Quando Kira pulou na água, o cabo José Roberto Vesco precisou resolver dois problemas ao mesmo tempo: puxar a cadela de volta e impedir que o barco virasse. A travessia fazia parte de uma das provas do K9 Olympics, nos Estados Unidos.
Enquanto segurava a parceira, Vesco tentava controlar a embarcação, que começou a encher de água. Foram alguns segundos de tensão até o policial recuperar o equilíbrio e conseguir seguir pelo lago.
O susto, porém, não tirou a dupla da disputa. Representando o Canil do 8º Batalhão de Ações Especiais de Polícia (Baep), de Presidente Prudente, Kira e Vesco terminaram na primeira colocação da prova mais complexa do torneio. O resultado garantiu um título inédito para a unidade e para a Polícia Militar do Estado de São Paulo.
Uma prova de sintonia
A etapa combinava obstáculos físicos com exercícios operacionais. Os cães precisavam demonstrar preparo em atividades de faro de narcóticos, busca e captura, obediência e ataque.
O percurso também incluía lançamento, busca por evidências, patrulha e detecção de substâncias. Cada erro custava tempo, e a dupla precisava manter a comunicação mesmo diante de situações inesperadas.
Depois que Kira caiu na água, Vesco conseguiu puxá-la de volta sem abandonar o percurso. O barco quase virou, mas o policial controlou a embarcação e recuperou o tempo perdido nas etapas seguintes.

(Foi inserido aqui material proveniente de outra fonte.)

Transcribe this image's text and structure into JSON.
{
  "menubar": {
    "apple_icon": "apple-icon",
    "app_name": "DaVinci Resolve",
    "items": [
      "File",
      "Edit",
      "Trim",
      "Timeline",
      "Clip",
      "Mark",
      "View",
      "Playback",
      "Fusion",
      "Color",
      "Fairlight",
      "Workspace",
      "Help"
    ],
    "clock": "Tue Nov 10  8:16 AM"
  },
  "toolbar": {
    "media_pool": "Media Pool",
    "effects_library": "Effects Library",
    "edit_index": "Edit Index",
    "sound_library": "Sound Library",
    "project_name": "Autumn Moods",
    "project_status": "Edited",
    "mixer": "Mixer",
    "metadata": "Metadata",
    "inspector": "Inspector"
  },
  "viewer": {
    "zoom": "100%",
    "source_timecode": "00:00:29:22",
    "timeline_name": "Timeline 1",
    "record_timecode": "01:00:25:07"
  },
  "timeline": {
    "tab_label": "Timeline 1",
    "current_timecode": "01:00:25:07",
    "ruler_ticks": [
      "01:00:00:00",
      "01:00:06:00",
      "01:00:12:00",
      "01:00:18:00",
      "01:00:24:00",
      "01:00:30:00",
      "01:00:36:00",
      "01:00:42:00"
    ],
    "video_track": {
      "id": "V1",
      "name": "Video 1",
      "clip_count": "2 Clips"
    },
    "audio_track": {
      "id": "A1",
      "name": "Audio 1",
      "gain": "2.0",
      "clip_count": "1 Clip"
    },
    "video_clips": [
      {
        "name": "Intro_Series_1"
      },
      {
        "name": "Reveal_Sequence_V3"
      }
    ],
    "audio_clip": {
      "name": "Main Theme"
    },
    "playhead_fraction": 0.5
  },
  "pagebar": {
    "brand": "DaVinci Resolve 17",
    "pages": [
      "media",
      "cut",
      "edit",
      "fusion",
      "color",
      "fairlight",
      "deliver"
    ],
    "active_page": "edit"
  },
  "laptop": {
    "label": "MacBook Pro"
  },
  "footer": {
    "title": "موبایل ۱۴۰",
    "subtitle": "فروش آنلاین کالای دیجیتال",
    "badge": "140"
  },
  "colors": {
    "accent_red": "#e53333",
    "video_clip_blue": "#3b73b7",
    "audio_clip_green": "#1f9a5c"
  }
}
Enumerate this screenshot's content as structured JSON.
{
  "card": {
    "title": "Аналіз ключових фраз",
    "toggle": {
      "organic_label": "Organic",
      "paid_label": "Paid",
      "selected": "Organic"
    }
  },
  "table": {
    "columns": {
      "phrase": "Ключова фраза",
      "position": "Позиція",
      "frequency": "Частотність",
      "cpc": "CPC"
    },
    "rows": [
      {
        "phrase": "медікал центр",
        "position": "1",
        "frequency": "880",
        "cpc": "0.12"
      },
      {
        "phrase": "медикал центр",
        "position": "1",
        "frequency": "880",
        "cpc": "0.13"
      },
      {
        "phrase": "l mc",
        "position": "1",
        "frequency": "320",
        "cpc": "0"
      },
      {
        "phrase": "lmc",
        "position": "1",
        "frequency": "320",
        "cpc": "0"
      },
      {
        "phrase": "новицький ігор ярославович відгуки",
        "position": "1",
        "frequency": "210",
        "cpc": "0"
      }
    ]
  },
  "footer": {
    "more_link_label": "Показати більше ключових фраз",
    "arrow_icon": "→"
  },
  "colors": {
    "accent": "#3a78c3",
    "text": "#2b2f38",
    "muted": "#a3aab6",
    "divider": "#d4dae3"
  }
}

A chegada trouxe outro momento marcante. Juízes e participantes se aproximaram para fotografar a dupla, sinal de que a apresentação havia chamado atenção. Pouco depois, Vesco e Kira receberam a confirmação da vitória.
Substâncias fora da rotina
O barco não foi o único desafio encontrado pela dupla em Indiana. Na prova de detecção de narcóticos, Kira precisou trabalhar com substâncias que não aparecem com frequência nos treinamentos realizados no Brasil.
Os cães foram avaliados com amostras de heroína, metanfetamina e cocaína. Vesco explicou que a cocaína faz parte da preparação cotidiana das equipes brasileiras, enquanto as outras duas substâncias são menos comuns por aqui.
A competição ocorreu nas instalações da Vohne Liche Kennels, em Denver, no estado de Indiana, entre os dias 16 e 21 de agosto. O evento reuniu equipes de diferentes forças de segurança e colocou os cães diante de cenários variados, horários diferentes e exercícios com detalhes revelados apenas no local.
Experiência para o canil
Além da medalha, a viagem permitiu que os policiais conhecessem métodos, equipamentos e técnicas usadas por equipes estrangeiras. O material aprendido deve ser compartilhado com os integrantes do Canil do 8º Baep.
Para o subtenente Joel Godoi de Bueno Júnior, comandante da unidade, a vitória confirmou a qualidade do trabalho realizado em Presidente Prudente. A competição também ajudou a mostrar quais equipamentos e recursos tecnológicos ainda podem melhorar a atuação dos cães nas operações.
Vesco fez questão de dividir o resultado com os colegas. Segundo ele, o desempenho de Kira não surgiu apenas durante a prova, mas resulta dos treinamentos diários e do trabalho dos policiais que cuidam dos animais, organizam os exercícios e acompanham a preparação da equipe.
Despedida pode ocorrer em novembro
Kira tem sete anos e ainda reúne condições para disputar novas competições. Vesco, no entanto, planeja encerrar a carreira competitiva da cadela ainda em 2026.
A despedida deve acontecer em novembro, durante um torneio de cães de trabalho em Goiânia. A cidade tem um significado especial para a dupla, já que recebeu a primeira competição disputada por Vesco e Kira.
Até lá, os dois ainda carregam o resultado conquistado nos Estados Unidos. Kira enfrentou obstáculos, trabalhou com substâncias incomuns e quase virou um barco no meio do percurso. Mesmo assim, voltou para a prova, recuperou o ritmo e terminou no primeiro lugar.